Nationally, the violent crime rate in 2017 fell by 0.9 percent from the previous year, while the murder rate fell by 1.4 percent, according to the FBI's annual crime report. Property crime continued a more-than-20-year slowdown. Aggravated assault and rape rates both increased, by 2.2 percent and 0.3 percent, respectively—but for context, the total number of crimes per 100,000 people in major American cities has fallen precipitously from just under 10,000 in 1990 to fewer than 4,000 in 2018, according to a report by the Brennan Center for Justice.

As the crime rate has fallen, the U.S. prison population has also continued to decline, albeit slowly. A report released in April by the Vera Institute of Justice found that there were just under 1.5 million people incarcerated in federal and state prisons across the country in 2018—a nine-year low and a drop of 1.3 percent from 2017.

"Since 2008, the incarceration rate in the country has dropped 15 percent," says Jacob Kang-Brown, a senior research associate at the pro-reform Vera Institute. "And underneath that number you see quite a few states have dropped over 30 percent during that time. I think that those states that are really leading the way can be an example to the states that are still putting more and more people in their prison systems."

There are several troubling trends lurking beneath that topline number, Kang-Brown says. While the prison population decreased in 31 states, including California, Louisiana, and Pennsylvania, it rose in 19 others—many of them places that have traditionally had low incarceration rates, such as Iowa, Indiana, and Wyoming. In Indiana, the legislature several years ago passed reforms meant to reduce the state's prison population. Instead, they diverted low-level inmates to county jails, which are now severely overcrowded. In Wyoming, officials say tough sentences for drug and sex crimes are driving the increase.

The overall number of incarcerated women has climbed as well. And in some states where prison populations are falling, those reductions haven't reached minorities.

"We may want to celebrate reform efforts that have led to the drop in the prison rate in Minnesota," Kang-Brown says. "However, a closer look at the data shows that this downward trend only affected white people and does not adequately address the racial disparities that we know exist in our justice system. Better data will help us interrogate not just the effectiveness of reform but who benefits from reform."

A Positive Trajectory

Even though the criminal justice system remains problem-plagued, we can take some heart from the trajectory toward shorter sentences and less taxpayer money spent on caging people whose so-called crimes haven't hurt anyone.
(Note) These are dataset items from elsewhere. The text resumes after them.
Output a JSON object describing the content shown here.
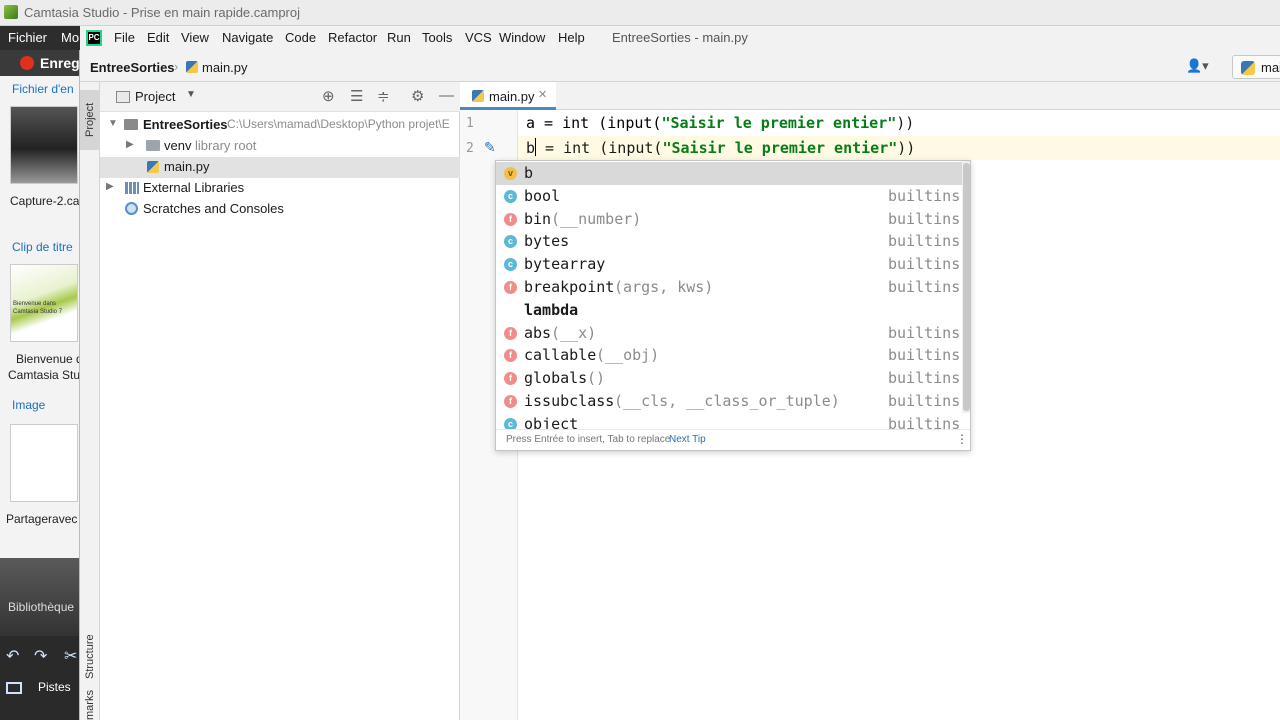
{
  "camtasia": {
    "title": "Camtasia Studio - Prise en main rapide.camproj",
    "menu": [
      "Fichier",
      "Mo"
    ],
    "record_label": "Enreg",
    "sections": [
      "Fichier d'en",
      "Clip de titre",
      "Image"
    ],
    "captions": [
      "Capture-2.ca",
      "Bienvenue d",
      "Camtasia Stu",
      "Partageravec"
    ],
    "thumb_text_1": "Bienvenue dans",
    "thumb_text_2": "Camtasia Studio 7",
    "library_label": "Bibliothèque",
    "tracks_label": "Pistes"
  },
  "pycharm": {
    "menu": [
      "File",
      "Edit",
      "View",
      "Navigate",
      "Code",
      "Refactor",
      "Run",
      "Tools",
      "VCS",
      "Window",
      "Help"
    ],
    "window_title": "EntreeSorties - main.py",
    "breadcrumb": {
      "project": "EntreeSorties",
      "file": "main.py"
    },
    "run_config": "mai",
    "side_tabs": {
      "project": "Project",
      "structure": "Structure",
      "bookmarks": "marks"
    },
    "project_panel": {
      "title": "Project",
      "tree": {
        "root_name": "EntreeSorties",
        "root_path": "C:\\Users\\mamad\\Desktop\\Python projet\\E",
        "venv": "venv",
        "venv_note": "library root",
        "file": "main.py",
        "external": "External Libraries",
        "scratches": "Scratches and Consoles"
      }
    },
    "editor": {
      "tab": "main.py",
      "lines": [
        {
          "num": "1",
          "pre": "a = int (input(",
          "str": "\"Saisir le premier entier\"",
          "post": "))"
        },
        {
          "num": "2",
          "pre": "b",
          "mid": " = int (input(",
          "str": "\"Saisir le premier entier\"",
          "post": "))"
        }
      ]
    },
    "completion": {
      "items": [
        {
          "kind": "v",
          "name": "b",
          "args": "",
          "type": ""
        },
        {
          "kind": "c",
          "name": "bool",
          "args": "",
          "type": "builtins"
        },
        {
          "kind": "f",
          "name": "bin",
          "args": "(__number)",
          "type": "builtins"
        },
        {
          "kind": "c",
          "name": "bytes",
          "args": "",
          "type": "builtins"
        },
        {
          "kind": "c",
          "name": "bytearray",
          "args": "",
          "type": "builtins"
        },
        {
          "kind": "f",
          "name": "breakpoint",
          "args": "(args, kws)",
          "type": "builtins"
        },
        {
          "kind": "",
          "name": "lambda",
          "args": "",
          "type": ""
        },
        {
          "kind": "f",
          "name": "abs",
          "args": "(__x)",
          "type": "builtins"
        },
        {
          "kind": "f",
          "name": "callable",
          "args": "(__obj)",
          "type": "builtins"
        },
        {
          "kind": "f",
          "name": "globals",
          "args": "()",
          "type": "builtins"
        },
        {
          "kind": "f",
          "name": "issubclass",
          "args": "(__cls, __class_or_tuple)",
          "type": "builtins"
        },
        {
          "kind": "c",
          "name": "object",
          "args": "",
          "type": "builtins"
        }
      ],
      "hint": "Press Entrée to insert, Tab to replace",
      "tip": "Next Tip"
    }
  }
}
Eternal vigilance will be required to ensure that new prison sentences aren't the default answer to every new problem, but it's significant that many conservative groups are now urging Republicans to resist their most punitive instincts.

Even if Congress reneges on its newfound love for bipartisan criminal justice reforms, activists will continue to work around them, as they have for decades. And if all else fails, Kim Kardashian is now reportedly studying for the California bar exam.